Et c’est ce qui arriva comme cela avait été prédit : les assassins lui ôtèrent la vie le jour même prédit par le Seyyid.
(La forteresse d’Alamūt, du Vieil Homme de la Montagne, fut prise d’assaut par des forces envoyées contre elle par Helagū, petit-fils de Jengīz, vers l’an 654 de l’hégire (1256 après J.-C.). Le dernier prince de la dynastie fut envoyé en Chine, et mis à mort par l’empereur ; et ainsi ces détestables fléaux de l’humanité furent enfin supprimés.)
Après un certain temps, le Seyyid demanda à Jelāl la permission d’aller pendant un certain temps à Qaysariyya (Césarée), mais Jelāl ne put l’épargner. Il est donc resté à Qonya.
Quelque temps après, un groupe d’amis emmena le Seyyid faire une promenade à cheval dans les vignes. Il lui vint à l’esprit que, sans rien dire à personne, il pourrait maintenant facilement s’enfuir et se réfugier à Qaysariyya. A peine eut-il conçu cette idée de vagabond que sa bête se cabra avec lui, le renversa et lui cassa la jambe. Ses amis le relevèrent, le remirent sur son cheval et le conduisirent dans une maison de campagne voisine où Jelâl était également venu.
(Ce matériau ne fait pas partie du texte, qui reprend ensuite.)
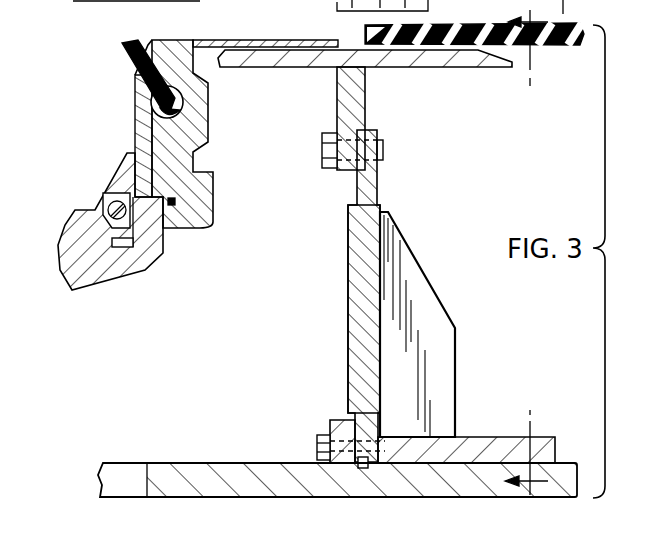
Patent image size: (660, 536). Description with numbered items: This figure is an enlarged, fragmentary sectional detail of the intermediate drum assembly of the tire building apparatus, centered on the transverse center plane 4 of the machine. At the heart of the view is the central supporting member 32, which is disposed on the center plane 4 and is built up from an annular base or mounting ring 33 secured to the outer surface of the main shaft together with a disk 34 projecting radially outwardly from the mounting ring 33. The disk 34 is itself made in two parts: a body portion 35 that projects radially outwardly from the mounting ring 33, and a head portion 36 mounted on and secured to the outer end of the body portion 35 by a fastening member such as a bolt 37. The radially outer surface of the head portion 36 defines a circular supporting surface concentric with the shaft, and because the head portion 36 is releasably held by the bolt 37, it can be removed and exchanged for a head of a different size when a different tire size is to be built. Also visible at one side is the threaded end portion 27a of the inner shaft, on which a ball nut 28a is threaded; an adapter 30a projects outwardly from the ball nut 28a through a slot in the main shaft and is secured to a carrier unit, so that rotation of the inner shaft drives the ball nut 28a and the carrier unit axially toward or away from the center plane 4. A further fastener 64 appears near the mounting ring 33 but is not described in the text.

En voyant Jelâl, le Seyyid s’écria : « Est-ce la bonne façon de récompenser ton maître que de lui casser la jambe ? » Jelâl ordonna aussitôt qu’on lui enlève la botte et vit que son pied et ses orteils étaient écrasés. Il passa alors ses mains le long du membre blessé et souffla dessus. Le membre fut aussitôt rétabli. Jelâl accorda alors la permission et le Seyyid se rendit immédiatement à Qaysariyya.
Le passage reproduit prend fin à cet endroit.